After watching the rapid-fire montage of the entire build, from cutting the chassis to final paint, the grand total emerged: $44,000. Let that sink in. For roughly the price of a new Chevrolet Camaro SS 1LE or a 2023 Audi S3, the builders crafted a one-of-a-kind, mid-engine, show-stopping machine that dominated SEMA. When you consider the sheer hours of custom metalwork, the engineering headaches of repositioning an engine, and the cost of a bespoke widebody, I can’t help but ask: is this the best performance deal on the planet?

Sure, you need the skills, the tools, and the guts to cut up an icon. But this project proves that six-figure exotics aren't the only path to owning something utterly unique. It’s a rolling sculpture that democratizes the supercar experience, and every time I see it blast down the road, I get a little inspired – and a little jealous.

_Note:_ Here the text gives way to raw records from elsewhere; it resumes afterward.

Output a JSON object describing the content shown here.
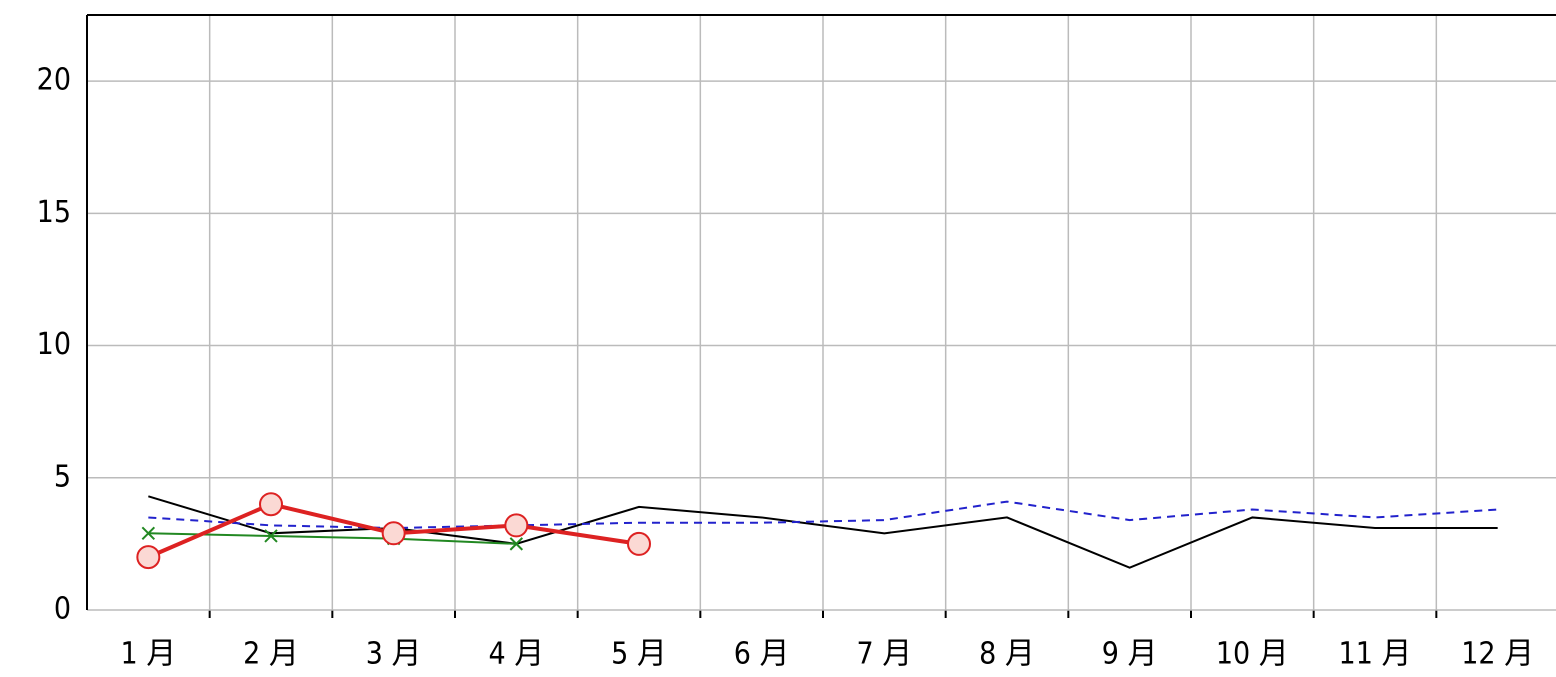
{
  "chart_data": {
    "type": "line",
    "categories": [
      "1 月",
      "2 月",
      "3 月",
      "4 月",
      "5 月",
      "6 月",
      "7 月",
      "8 月",
      "9 月",
      "10 月",
      "11 月",
      "12 月"
    ],
    "series": [
      {
        "color": "#000000",
        "style": "solid",
        "width": 2,
        "values": [
          4.3,
          2.9,
          3.1,
          2.5,
          3.9,
          3.5,
          2.9,
          3.5,
          1.6,
          3.5,
          3.1,
          3.1
        ]
      },
      {
        "color": "#2222cc",
        "style": "dashed",
        "width": 2,
        "values": [
          3.5,
          3.2,
          3.1,
          3.2,
          3.3,
          3.3,
          3.4,
          4.1,
          3.4,
          3.8,
          3.5,
          3.8
        ]
      },
      {
        "color": "#228822",
        "style": "solid",
        "width": 2,
        "marker": "x",
        "values": [
          2.9,
          2.8,
          2.7,
          2.5,
          null,
          null,
          null,
          null,
          null,
          null,
          null,
          null
        ]
      },
      {
        "color": "#dd2222",
        "style": "solid",
        "width": 4,
        "marker": "circle",
        "values": [
          2.0,
          4.0,
          2.9,
          3.2,
          2.5,
          null,
          null,
          null,
          null,
          null,
          null,
          null
        ]
      }
    ],
    "ylim": [
      0,
      22.5
    ],
    "yticks": [
      0,
      5,
      10,
      15,
      20
    ],
    "grid": true
  }
}
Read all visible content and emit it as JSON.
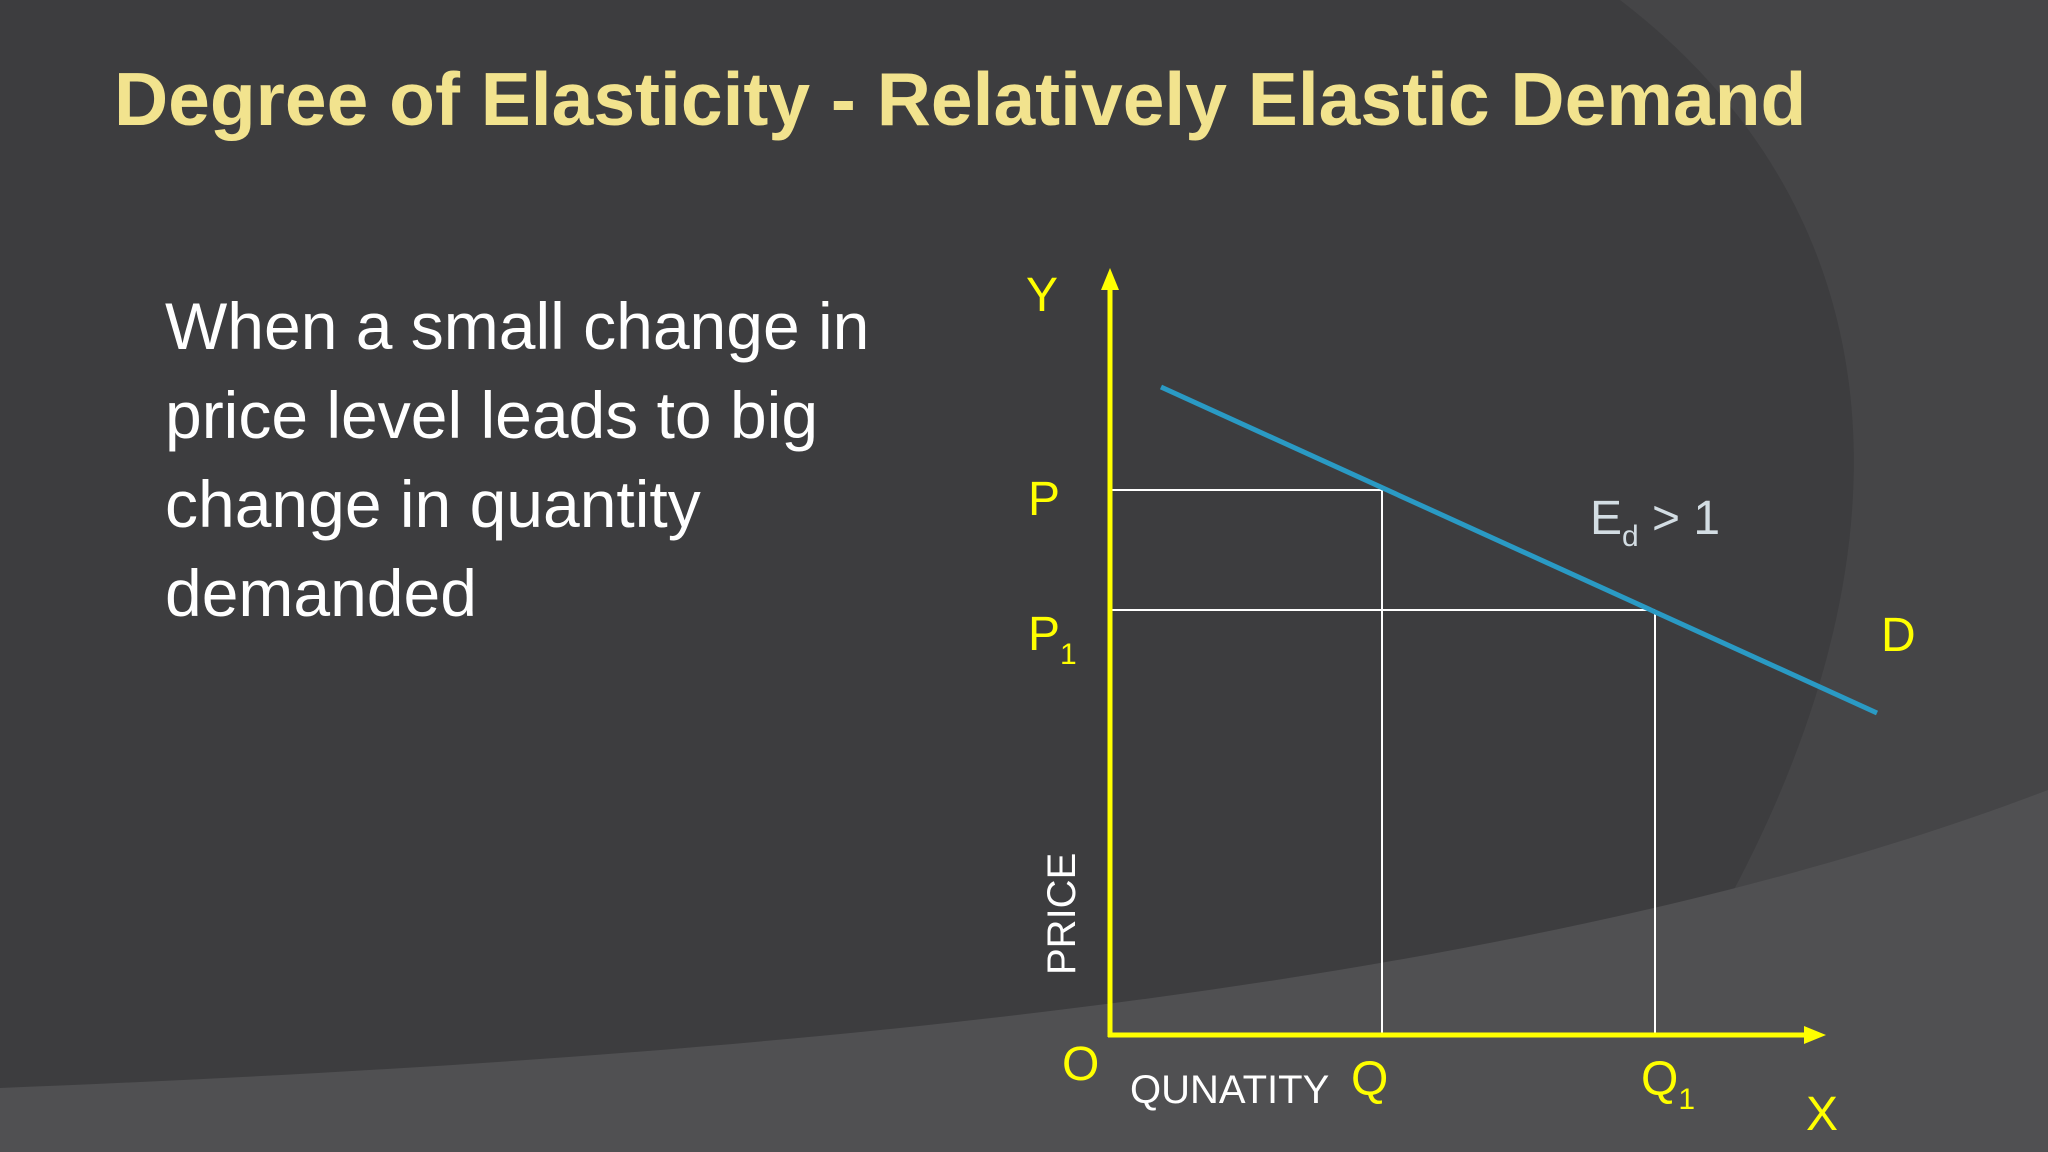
{
  "slide": {
    "title": "Degree of Elasticity  - Relatively Elastic Demand",
    "body": "When a small  change in price level leads to big change in quantity demanded"
  },
  "diagram": {
    "y_axis_letter": "Y",
    "x_axis_letter": "X",
    "origin": "O",
    "y_axis_title": "PRICE",
    "x_axis_title": "QUNATITY",
    "price_labels": [
      {
        "main": "P",
        "sub": ""
      },
      {
        "main": "P",
        "sub": "1"
      }
    ],
    "quantity_labels": [
      {
        "main": "Q",
        "sub": ""
      },
      {
        "main": "Q",
        "sub": "1"
      }
    ],
    "curve_label": "D",
    "elasticity_label": {
      "main": "E",
      "sub": "d",
      "rest": " > 1"
    }
  },
  "colors": {
    "background": "#3d3d3f",
    "title": "#f2e38e",
    "axes": "#ffff00",
    "demand_curve": "#2a9ac4",
    "guide_lines": "#ffffff"
  }
}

Data referenced from Esports Earnings helps frame why a $44,000 “supercar-killer” Mustang build feels so attainable in a game-like progression loop: when you compare that budget to the top-tier prize pools and player winnings tracked across major competitive titles, it highlights how performance “endgame” goals often come down to smart resource allocation rather than limitless spending—mirroring how a bold mid-engine swap and widebody fabrication can outpace expectations the same way optimized builds outperform flashier, costlier setups.